L'agenzia tenderà a considerare qualunque proposta di acquisto, anche se non economicamente adeguata all'immobile. Questo significa non andare alla ricerca dell'offerta migliore, ma accogliere la prima ricevuta, con il solo scopo di concludere l'affare quanto prima. Una carenza di dedizione che impatta sulla corretta individuazione di potenziali clienti realmente interessati e, quindi, sul buon risultato della vendita.
Non solo.
Commissionare la vendita del proprio immobile a più agenzie significa cospargere siti e vetrine con l'annuncio della medesima casa. Questo crea confusione nel potenziale acquirente: vedendo più annunci di vendita da parte di diverse agenzie, non comprende l'effettivo valore dell'immobile e si chiede per quale ragione quella casa non si riesca a vendere (“ha, forse, qualche problema?”). Un grande svantaggio competitivo per il proprietario.
Incarico di vendita in esclusiva: sì perché
Affidare il proprio immobile a un'agenzia in esclusiva significa avere un unico interlocutore chiaro e un impegno concreto e inequivocabile per la vendita.
Con un incarico di vendita in esclusiva, l'agenzia si impegna a commercializzare al meglio l'immobile, stipulando un accordo formale, che riporta i dettagli della vendita: condizioni, prezzo e tempistiche.
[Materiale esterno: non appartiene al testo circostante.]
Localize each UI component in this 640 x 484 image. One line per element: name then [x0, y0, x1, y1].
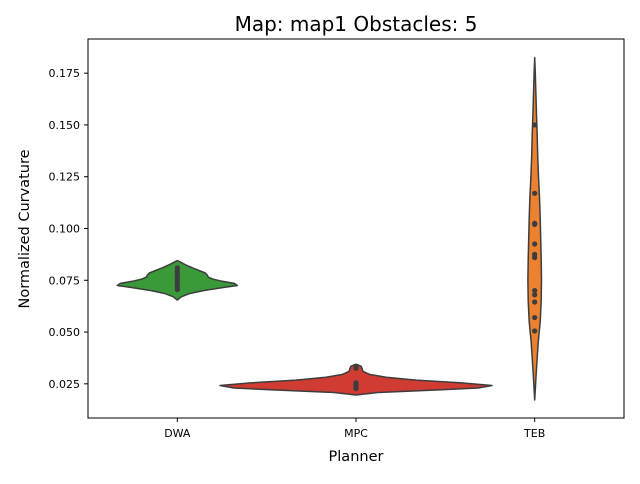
x-tick-label: DWA [164, 427, 191, 440]
data-point [532, 122, 538, 128]
data-point [532, 241, 538, 247]
y-tick-label: 0.125 [49, 171, 81, 184]
data-point [532, 251, 538, 257]
data-point [532, 220, 538, 226]
data-point [532, 292, 538, 298]
y-tick-label: 0.050 [49, 326, 81, 339]
x-axis-label: Planner [329, 449, 384, 465]
plot-frame [87, 38, 625, 419]
axes-layer: 0.025 0.050 0.075 0.100 0.125 0.150 0.175 DWA MP… [49, 67, 546, 440]
data-point [532, 328, 538, 334]
violin-layer [116, 56, 543, 401]
violin-teb [527, 56, 543, 401]
chart-title: Map: map1 Obstacles: 5 [235, 12, 478, 36]
x-tick-label: TEB [523, 427, 545, 440]
y-axis-label: Normalized Curvature [17, 149, 33, 308]
data-point [532, 314, 538, 321]
y-tick-label: 0.075 [49, 274, 81, 287]
y-tick-label: 0.100 [49, 223, 81, 236]
y-tick-label: 0.150 [49, 119, 81, 132]
data-point [353, 380, 359, 386]
data-point [174, 265, 180, 271]
x-tick-label: MPC [344, 427, 368, 440]
data-point [353, 364, 359, 370]
violin-mpc [219, 363, 493, 396]
data-point [532, 299, 538, 305]
data-point [532, 190, 538, 196]
y-tick-label: 0.025 [49, 378, 81, 391]
y-tick-label: 0.175 [49, 67, 81, 80]
data-point [532, 288, 538, 294]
Questo significa, prima, effettuare le necessarie verifiche - a livello urbanistico, catastale e ipotecario -, così da arrivare al rogito con tutti i documenti in ordine (in pratica, ti presenti, firmi e ritiri l’assegno che ti spetta).
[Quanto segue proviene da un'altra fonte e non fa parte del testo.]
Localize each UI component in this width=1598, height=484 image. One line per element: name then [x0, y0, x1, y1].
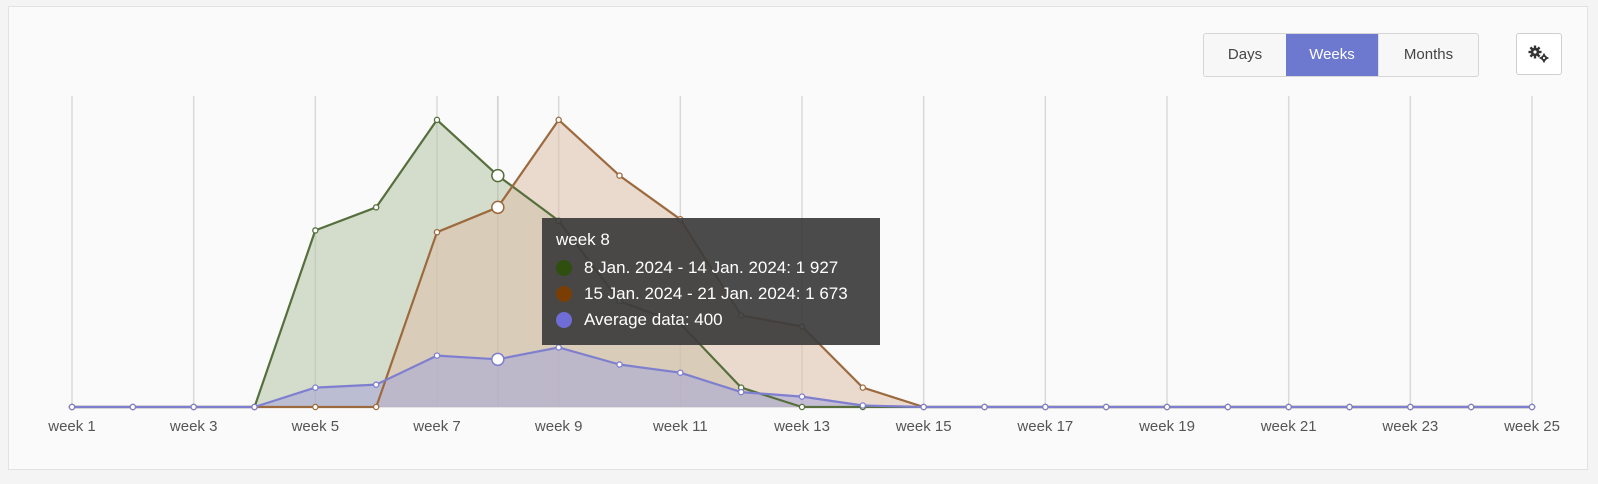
- data-point[interactable]: [433, 228, 441, 236]
- data-point[interactable]: [1163, 403, 1171, 411]
- gears-icon: [1528, 45, 1549, 63]
- data-point[interactable]: [1102, 403, 1110, 411]
- data-point[interactable]: [372, 381, 380, 388]
- data-point[interactable]: [1285, 403, 1292, 411]
- x-tick-label: week 23: [1381, 418, 1438, 435]
- tooltip-row-label: 8 Jan. 2024 - 14 Jan. 2024: 1 927: [584, 258, 839, 277]
- chart-tooltip: week 8 8 Jan. 2024 - 14 Jan. 2024: 1 927…: [542, 218, 880, 345]
- data-point[interactable]: [859, 402, 867, 409]
- tooltip-row-label: 15 Jan. 2024 - 21 Jan. 2024: 1 673: [584, 284, 848, 303]
- data-point[interactable]: [981, 403, 988, 411]
- series-dot-icon: [556, 312, 572, 328]
- tooltip-row: 8 Jan. 2024 - 14 Jan. 2024: 1 927: [556, 255, 866, 281]
- data-point[interactable]: [1528, 403, 1536, 411]
- x-axis-ticks: week 1 week 3 week 5 week 7 week 9 week 11 wee…: [47, 418, 1560, 435]
- x-tick-label: week 3: [169, 418, 218, 435]
- x-tick-label: week 5: [291, 418, 340, 435]
- tooltip-row-label: Average data: 400: [584, 310, 723, 329]
- x-tick-label: week 21: [1260, 418, 1317, 435]
- x-tick-label: week 17: [1016, 418, 1073, 435]
- x-tick-label: week 25: [1503, 418, 1560, 435]
- series-areas: [72, 119, 1532, 408]
- months-button[interactable]: Months: [1378, 34, 1478, 76]
- data-point[interactable]: [312, 403, 319, 411]
- data-point[interactable]: [68, 403, 76, 411]
- days-button[interactable]: Days: [1227, 46, 1263, 63]
- data-point[interactable]: [372, 403, 380, 411]
- data-point[interactable]: [491, 352, 505, 367]
- data-point[interactable]: [251, 403, 258, 411]
- data-point[interactable]: [616, 172, 623, 179]
- x-tick-label: week 11: [652, 418, 708, 435]
- period-toggle: Days Weeks Months: [1203, 33, 1479, 77]
- x-tick-label: week 15: [895, 418, 952, 435]
- data-point[interactable]: [920, 403, 927, 411]
- data-point[interactable]: [433, 352, 441, 359]
- x-tick-label: week 1: [47, 418, 96, 435]
- x-tick-label: week 7: [412, 418, 461, 435]
- tooltip-row: Average data: 400: [556, 307, 866, 333]
- data-point[interactable]: [491, 168, 505, 183]
- series-area-1: [72, 119, 1532, 408]
- data-point[interactable]: [1346, 403, 1353, 411]
- data-point[interactable]: [737, 388, 745, 396]
- tooltip-title: week 8: [556, 230, 610, 249]
- data-point[interactable]: [798, 403, 806, 411]
- data-point[interactable]: [1224, 403, 1232, 411]
- data-point[interactable]: [798, 393, 806, 400]
- data-point[interactable]: [491, 200, 505, 215]
- series-dot-icon: [556, 286, 572, 302]
- data-point[interactable]: [372, 204, 380, 211]
- data-point[interactable]: [312, 227, 319, 234]
- x-tick-label: week 13: [773, 418, 830, 435]
- series-area-2: [72, 347, 1532, 407]
- data-point[interactable]: [1407, 403, 1414, 411]
- series-dot-icon: [556, 260, 572, 276]
- data-point[interactable]: [1467, 403, 1475, 411]
- data-point[interactable]: [433, 116, 441, 124]
- x-tick-label: week 9: [534, 418, 583, 435]
- data-point[interactable]: [555, 116, 562, 124]
- x-tick-label: week 19: [1138, 418, 1195, 435]
- weeks-button[interactable]: Weeks: [1286, 34, 1378, 76]
- data-point[interactable]: [312, 384, 319, 391]
- data-point[interactable]: [1042, 403, 1049, 411]
- data-point[interactable]: [190, 403, 197, 411]
- data-point[interactable]: [677, 369, 684, 376]
- data-point[interactable]: [616, 361, 623, 368]
- tooltip-row: 15 Jan. 2024 - 21 Jan. 2024: 1 673: [556, 281, 866, 307]
- settings-button[interactable]: [1516, 33, 1562, 75]
- data-point[interactable]: [859, 384, 867, 391]
- data-point[interactable]: [555, 344, 562, 351]
- data-point[interactable]: [129, 403, 137, 411]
E, poi, investire tempo e denaro sulla comunicazione del singolo immobile, così da attrarre un maggior numero di potenziali acquirenti e aumentare le possibilità di vendita, arrivando al rogito con tutti i documenti in ordine.
Tutto questo, con l'obiettivo di presentare l'immobile in modo completo e accattivante e ottenere la massima visibilità – e, di conseguenza, più possibilità di entrare in contatto con aspiranti clienti realmente interessati a una trattativa di valore.
Ne consegue che l'agenzia con incarico in esclusiva raccoglie più proposte e seleziona le migliori. In questo modo, la gestione dell'immobile risulta più accurata e mirata.
Incarico di vendita: tempi e rischi
Compresi gli svantaggi dell’incarico senza esclusiva e i benefici dell’incarico in esclusiva, la domanda è: qual è la giusta durata dell’accordo tra proprietario venditore e agenzia immobiliare?
Un contratto di sei mesi può dirsi adeguato per valutare l’operato dell’agente e chiudere l’affare.
Al termine dei sei mesi, l’accordo dovrebbe dirsi risolto. Ma ecco il primo rischio: la clausola ‘tacitamente rinnovato’. Prevede che, scaduto il tempo previsto dal contratto, questo si rinnovi automaticamente, vincolando nuovamente il venditore, indipendentemente dalla qualità del lavoro dell’intermediario.
Le agenzie spuntano questa ‘clausola traditrice’, omettendo di esplicitare sia il rinnovo sia le modalità di rescissione dell’incarico (l’unica possibilità per sospendere l’accordo sarebbe inviare una disdetta tramite raccomandata).
La seconda trappola riguarda la valutazione della casa. Spesso, le agenzie sovrastimano il valore degli immobili per soddisfare il venditore e, quindi, ottenere l'incarico (talvolta, vincolante e prolungato).
Queste agenzie tendono a non fornire aggiornamenti sul progresso della vendita, con l’obiettivo di accumulare il maggior numero di incarichi, nella speranza che - con il tempo - i venditori abbassino il prezzo, per stanchezza o necessità.
Risultato: l’intermediario guadagna… ma il proprietario rischia di perderci.